Christopher had apparently badgered Everett with the monetary rewards a college degree would guarantee for the rest of his life. Again Everett lashed back: “As to the million-dollar endowment of going through the college mill, I have three million dollar endowments already, that I am sure of, and I don’t have to go begging. I have my very deep sensitivities to beauty, to music, and to nature.”

Everett had clearly been stung by his father’s complaints. “You can be ashamed of me if you like,” he went on, “but you cannot make me feel ashamed of myself.” And: “As for me, I have tasted your cake, and I prefer your unbuttered bread. I don’t wish to withdraw from life to college, and I have a notion, conceited or not, that I know what I want from life, and can act upon it.”

It is a tesimony to the complexity of Everett’s relationship with his father that in a letter filled with such proud and sneering rejoinders, he could write on, lapse back into chatty news, and sign off, as always, “Love from Everett.”
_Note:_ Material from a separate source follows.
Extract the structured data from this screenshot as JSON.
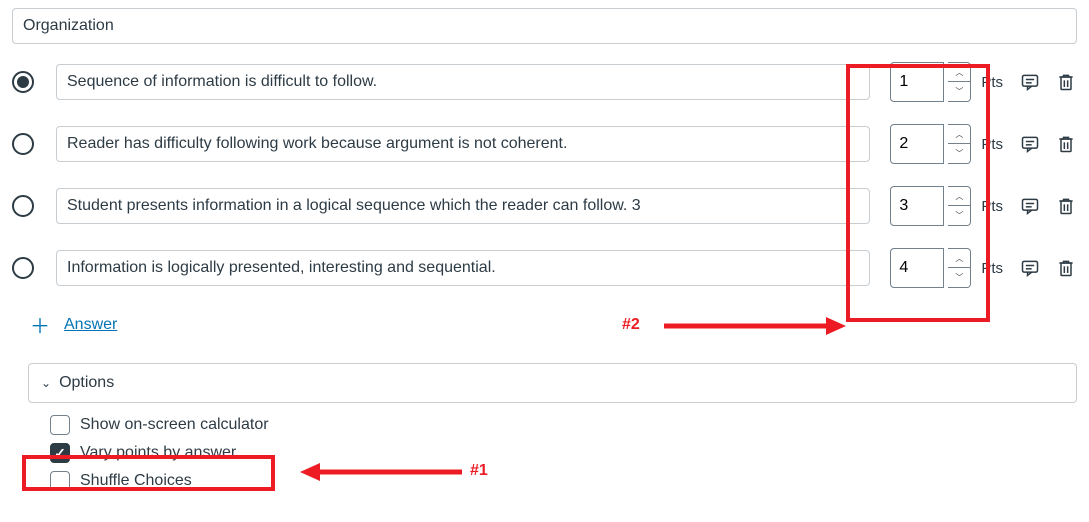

By January, Everett was at loose ends. Only nine days after announcing to Waldo the existence of “one girl with whom I am intimate,” he wrote to his brother, “After various turnings, twistings, and recoils, I still have not been able to find any proper outlet for my feelings. Perhaps there is none and perhaps it is necessary for my feelings to die of weariness and refusal.” This may be a veiled confession that already his liaison with Frances had fallen apart, or it may be only a declaration of the existential despair that always lay just beneath the surface of Everett’s flights of transport.

On March 2 he bragged to his family that he had sold a painting and spent four dollars on a ticket on a boat that would soon convey him from San Francisco to Los Angeles. Could one of his parents meet him at the dock with the family car? “I will have a great deal of luggage,” he warned them.

Everett spent about a month at home on North Kingsley Drive. During that stay, he celebrated his twentieth birthday. In an undated letter to Waldo, he mused, “These last months in the cities have been very strange; there have been many beautiful moments.… [M]y relations with people have been riper, with more complete understanding than before.”

Waldo had offered to drive his brother to Arizona. Everett could not wait to get started on another journey across the desert Southwest. For 1934, he had planned a more ambitious expedition than any of his previous jaunts. Sometime in early April he loaded his belongings into the car of a friend who would drive him east to San Bernardino, where he would rendezvous with Waldo. In the undated letter to Waldo, he had closed, “I look forward to the time when we will be going places, together on the road. You are surely a good brother to me.”

His gear packed, in a hurry to leave, Everett said goodbye to his parents. Christopher and Stella would never see him again.